We learn, for example, that Stalin's representatives at the United Nations were never sure what stance to take toward the Universal Declaration on Human Rights. Lacking clear instructions from Moscow, Communist delegates generally contented themselves with sniping from the sidelines. In the end, they could not vote in favor of the Declaration but did not feel they could vote against it, either. They simply abstained -- as did South Africa, Saudi Arabia, and a few other states.
Thus, Glendon shows, it was not a desire to accommodate the Soviets that led the framers of the Declaration to include broadly worded guarantees of economic and welfare entitlements. These guarantees were already contained in the working documents from which the Declaration was honed. The initial staff report was prepared by John Humphrey, a Canadian law professor who privately described himself as a "socialist" -- though not a particularly doctrinaire one. (He confided to his diary that "socialism is a technique and nothing more. What we need is something like the Christian morality without the tommyrot.")

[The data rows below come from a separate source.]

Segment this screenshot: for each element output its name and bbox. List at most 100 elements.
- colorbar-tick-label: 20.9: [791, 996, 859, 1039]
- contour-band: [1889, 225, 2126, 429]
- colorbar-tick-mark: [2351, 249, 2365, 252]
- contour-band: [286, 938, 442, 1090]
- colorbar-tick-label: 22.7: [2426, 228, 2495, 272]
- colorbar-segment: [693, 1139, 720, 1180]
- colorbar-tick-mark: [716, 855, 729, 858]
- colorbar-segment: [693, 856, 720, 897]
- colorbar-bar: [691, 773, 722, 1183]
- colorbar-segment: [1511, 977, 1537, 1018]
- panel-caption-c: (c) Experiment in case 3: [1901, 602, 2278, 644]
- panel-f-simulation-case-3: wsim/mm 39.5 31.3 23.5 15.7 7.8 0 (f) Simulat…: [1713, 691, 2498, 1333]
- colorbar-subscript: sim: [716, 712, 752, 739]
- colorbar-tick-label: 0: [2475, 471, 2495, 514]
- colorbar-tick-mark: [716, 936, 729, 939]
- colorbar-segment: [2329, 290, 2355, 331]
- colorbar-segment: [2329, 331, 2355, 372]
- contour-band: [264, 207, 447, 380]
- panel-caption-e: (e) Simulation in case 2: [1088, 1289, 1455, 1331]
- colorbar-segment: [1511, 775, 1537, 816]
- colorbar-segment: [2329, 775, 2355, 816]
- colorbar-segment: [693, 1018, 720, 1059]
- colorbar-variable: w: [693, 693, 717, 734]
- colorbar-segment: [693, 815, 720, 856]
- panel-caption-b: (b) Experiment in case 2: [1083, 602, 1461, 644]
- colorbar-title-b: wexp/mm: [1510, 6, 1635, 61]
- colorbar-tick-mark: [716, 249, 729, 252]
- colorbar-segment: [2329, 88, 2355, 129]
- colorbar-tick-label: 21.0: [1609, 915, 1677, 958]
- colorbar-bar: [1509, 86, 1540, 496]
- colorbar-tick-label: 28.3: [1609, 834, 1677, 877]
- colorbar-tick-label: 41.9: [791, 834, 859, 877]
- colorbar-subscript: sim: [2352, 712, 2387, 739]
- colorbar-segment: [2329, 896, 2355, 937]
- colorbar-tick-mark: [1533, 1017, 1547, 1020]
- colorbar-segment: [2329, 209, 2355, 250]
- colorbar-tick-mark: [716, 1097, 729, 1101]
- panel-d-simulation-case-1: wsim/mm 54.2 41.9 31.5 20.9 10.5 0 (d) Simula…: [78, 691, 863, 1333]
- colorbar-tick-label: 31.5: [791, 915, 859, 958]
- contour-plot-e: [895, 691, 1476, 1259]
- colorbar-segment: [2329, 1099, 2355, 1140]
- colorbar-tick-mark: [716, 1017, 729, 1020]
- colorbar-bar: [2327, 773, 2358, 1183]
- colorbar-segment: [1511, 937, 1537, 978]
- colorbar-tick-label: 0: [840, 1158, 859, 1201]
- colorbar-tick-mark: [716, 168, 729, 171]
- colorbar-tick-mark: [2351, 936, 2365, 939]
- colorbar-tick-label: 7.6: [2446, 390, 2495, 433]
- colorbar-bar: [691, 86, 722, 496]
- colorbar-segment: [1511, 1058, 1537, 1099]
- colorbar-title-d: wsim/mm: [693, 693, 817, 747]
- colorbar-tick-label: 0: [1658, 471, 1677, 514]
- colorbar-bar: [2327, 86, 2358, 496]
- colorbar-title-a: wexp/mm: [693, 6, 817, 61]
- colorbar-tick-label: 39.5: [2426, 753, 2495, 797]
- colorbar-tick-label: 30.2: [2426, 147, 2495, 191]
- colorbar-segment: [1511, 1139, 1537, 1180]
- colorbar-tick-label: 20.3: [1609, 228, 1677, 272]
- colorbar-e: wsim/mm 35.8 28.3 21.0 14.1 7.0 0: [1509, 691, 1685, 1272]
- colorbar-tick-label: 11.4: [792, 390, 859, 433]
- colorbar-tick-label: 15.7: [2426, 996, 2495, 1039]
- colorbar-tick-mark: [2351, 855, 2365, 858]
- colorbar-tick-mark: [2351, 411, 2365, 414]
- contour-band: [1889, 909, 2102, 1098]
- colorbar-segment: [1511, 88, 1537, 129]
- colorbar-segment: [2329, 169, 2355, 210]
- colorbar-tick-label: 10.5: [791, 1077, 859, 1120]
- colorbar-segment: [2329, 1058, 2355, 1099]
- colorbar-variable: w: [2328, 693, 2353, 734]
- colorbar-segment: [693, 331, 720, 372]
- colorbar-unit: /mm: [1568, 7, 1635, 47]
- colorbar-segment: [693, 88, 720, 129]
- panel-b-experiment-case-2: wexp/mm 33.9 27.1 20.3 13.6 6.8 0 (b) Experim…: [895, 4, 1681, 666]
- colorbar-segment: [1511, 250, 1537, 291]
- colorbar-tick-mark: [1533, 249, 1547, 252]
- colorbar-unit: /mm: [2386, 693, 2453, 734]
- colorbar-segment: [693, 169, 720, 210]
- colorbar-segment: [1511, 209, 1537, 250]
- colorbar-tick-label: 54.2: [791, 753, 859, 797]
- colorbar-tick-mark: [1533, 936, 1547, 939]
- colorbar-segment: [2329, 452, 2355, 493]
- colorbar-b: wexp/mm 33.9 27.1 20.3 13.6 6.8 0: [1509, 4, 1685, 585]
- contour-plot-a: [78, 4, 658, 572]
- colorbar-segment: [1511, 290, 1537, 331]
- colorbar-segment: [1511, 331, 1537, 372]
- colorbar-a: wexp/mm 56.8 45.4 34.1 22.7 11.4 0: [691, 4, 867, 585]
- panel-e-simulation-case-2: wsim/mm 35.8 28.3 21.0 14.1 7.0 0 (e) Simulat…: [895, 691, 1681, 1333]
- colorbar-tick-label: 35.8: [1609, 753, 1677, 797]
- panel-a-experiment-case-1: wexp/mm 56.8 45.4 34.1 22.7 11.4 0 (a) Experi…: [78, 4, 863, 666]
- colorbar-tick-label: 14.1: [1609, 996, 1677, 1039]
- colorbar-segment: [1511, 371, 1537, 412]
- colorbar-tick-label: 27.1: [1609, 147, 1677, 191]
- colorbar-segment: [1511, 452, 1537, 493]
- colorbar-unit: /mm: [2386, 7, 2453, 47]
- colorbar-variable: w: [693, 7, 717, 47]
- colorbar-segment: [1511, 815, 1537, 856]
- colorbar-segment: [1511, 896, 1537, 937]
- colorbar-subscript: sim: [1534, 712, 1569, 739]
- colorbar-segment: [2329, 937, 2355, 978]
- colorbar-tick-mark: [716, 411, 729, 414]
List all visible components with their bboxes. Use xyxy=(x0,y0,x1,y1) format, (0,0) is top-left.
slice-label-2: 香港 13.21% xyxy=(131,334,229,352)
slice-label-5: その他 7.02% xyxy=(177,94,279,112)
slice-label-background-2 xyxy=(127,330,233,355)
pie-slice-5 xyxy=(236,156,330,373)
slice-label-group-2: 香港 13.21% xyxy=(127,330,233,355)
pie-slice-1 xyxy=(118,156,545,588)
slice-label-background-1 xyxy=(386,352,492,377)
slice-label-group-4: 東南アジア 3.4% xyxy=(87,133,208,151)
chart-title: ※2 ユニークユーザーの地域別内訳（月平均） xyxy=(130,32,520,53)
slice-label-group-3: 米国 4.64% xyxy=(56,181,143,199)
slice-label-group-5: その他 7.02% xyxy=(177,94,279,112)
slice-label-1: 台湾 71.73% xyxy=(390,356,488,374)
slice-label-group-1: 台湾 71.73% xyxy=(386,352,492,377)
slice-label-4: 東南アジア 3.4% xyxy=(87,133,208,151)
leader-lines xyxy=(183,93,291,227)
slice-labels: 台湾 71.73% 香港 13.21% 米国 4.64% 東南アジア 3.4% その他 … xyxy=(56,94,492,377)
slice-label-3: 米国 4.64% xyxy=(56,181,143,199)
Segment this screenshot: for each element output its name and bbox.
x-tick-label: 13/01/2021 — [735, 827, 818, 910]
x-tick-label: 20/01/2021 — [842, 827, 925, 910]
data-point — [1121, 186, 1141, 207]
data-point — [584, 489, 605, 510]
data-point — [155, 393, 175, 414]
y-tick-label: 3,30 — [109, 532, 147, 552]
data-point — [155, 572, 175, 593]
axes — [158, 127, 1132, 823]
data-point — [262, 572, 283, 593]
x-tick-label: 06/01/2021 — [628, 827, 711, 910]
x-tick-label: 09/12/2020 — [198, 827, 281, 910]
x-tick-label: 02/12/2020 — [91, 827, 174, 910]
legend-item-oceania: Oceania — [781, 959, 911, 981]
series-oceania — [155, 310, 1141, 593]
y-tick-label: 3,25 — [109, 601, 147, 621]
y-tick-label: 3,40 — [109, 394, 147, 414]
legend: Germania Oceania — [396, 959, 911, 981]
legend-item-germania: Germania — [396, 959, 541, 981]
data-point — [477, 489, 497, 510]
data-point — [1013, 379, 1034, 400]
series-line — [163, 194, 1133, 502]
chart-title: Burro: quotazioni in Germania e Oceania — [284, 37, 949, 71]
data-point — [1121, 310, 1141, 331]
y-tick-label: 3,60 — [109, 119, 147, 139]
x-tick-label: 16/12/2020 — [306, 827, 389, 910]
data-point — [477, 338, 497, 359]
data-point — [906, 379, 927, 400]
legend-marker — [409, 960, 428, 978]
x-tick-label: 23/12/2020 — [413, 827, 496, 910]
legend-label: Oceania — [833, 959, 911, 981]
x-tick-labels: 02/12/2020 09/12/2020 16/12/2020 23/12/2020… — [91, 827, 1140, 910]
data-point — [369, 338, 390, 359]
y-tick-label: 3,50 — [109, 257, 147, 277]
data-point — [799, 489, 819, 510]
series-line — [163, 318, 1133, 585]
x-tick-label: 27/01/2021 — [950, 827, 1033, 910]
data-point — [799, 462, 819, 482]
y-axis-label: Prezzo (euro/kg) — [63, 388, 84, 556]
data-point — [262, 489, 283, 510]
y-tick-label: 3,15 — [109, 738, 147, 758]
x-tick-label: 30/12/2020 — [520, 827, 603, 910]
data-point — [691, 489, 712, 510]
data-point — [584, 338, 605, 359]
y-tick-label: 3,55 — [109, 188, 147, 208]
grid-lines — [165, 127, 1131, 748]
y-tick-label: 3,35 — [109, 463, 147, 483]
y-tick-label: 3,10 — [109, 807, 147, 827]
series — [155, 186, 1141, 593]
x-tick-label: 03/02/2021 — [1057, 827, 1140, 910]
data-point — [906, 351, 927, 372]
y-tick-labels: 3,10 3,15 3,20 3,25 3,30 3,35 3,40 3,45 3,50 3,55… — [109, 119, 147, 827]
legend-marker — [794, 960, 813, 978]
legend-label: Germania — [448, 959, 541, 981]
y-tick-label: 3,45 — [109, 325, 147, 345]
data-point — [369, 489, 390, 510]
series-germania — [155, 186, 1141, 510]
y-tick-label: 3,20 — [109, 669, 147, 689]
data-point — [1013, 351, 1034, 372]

Compared with most other participants, Eleanor Roosevelt, the leading American representative to the Human Rights Commission, comes across in Glendon's account as much more down to earth, much more focused on immediate diplomatic challenges, and much more serious about the difficulties of securing broad international cooperation in this field. She was well aware that the United States Senate was not likely to ratify a formal human-rights treaty. She therefore persuaded other delegations that the United Nations should start its human-rights advocacy with a non-binding declaration of principles (a measure that would require no action by the Senate).
As it turned out, Mrs. Roosevelt was prescient about the difficulties. It would take twenty years before the United Nations could agree on detailed provisions to implement the Universal Declaration in treaties that would (ostensibly) be binding international law. (The United States would ratify none of them until the early 1990s, and then only with severely constraining reservations.) Even while working on a non-binding declaration, Mrs. Roosevelt sought to curb overreaching provisions. She resisted ambitious guarantees of worker rights, for example. Glendon reports that she also resisted demands for what now would be called "gender inclusive language."
Despite her special mention in the book's subtitle, however, Eleanor Roosevelt is not quite the leading character in Glendon's story. A World Made New gives equal attention -- and more credit -- to Lebanon's ambassador, Charles Malik. He served successively as rapporteur of the Commission on Human Rights when it drafted the Declaration; then as chairman of the Economic and Social Council when it polished that draft; and finally as chairman of the wider U.N. committee that presented the Declaration to the General Assembly (where the Universal Declaration was finally adopted in December 1948).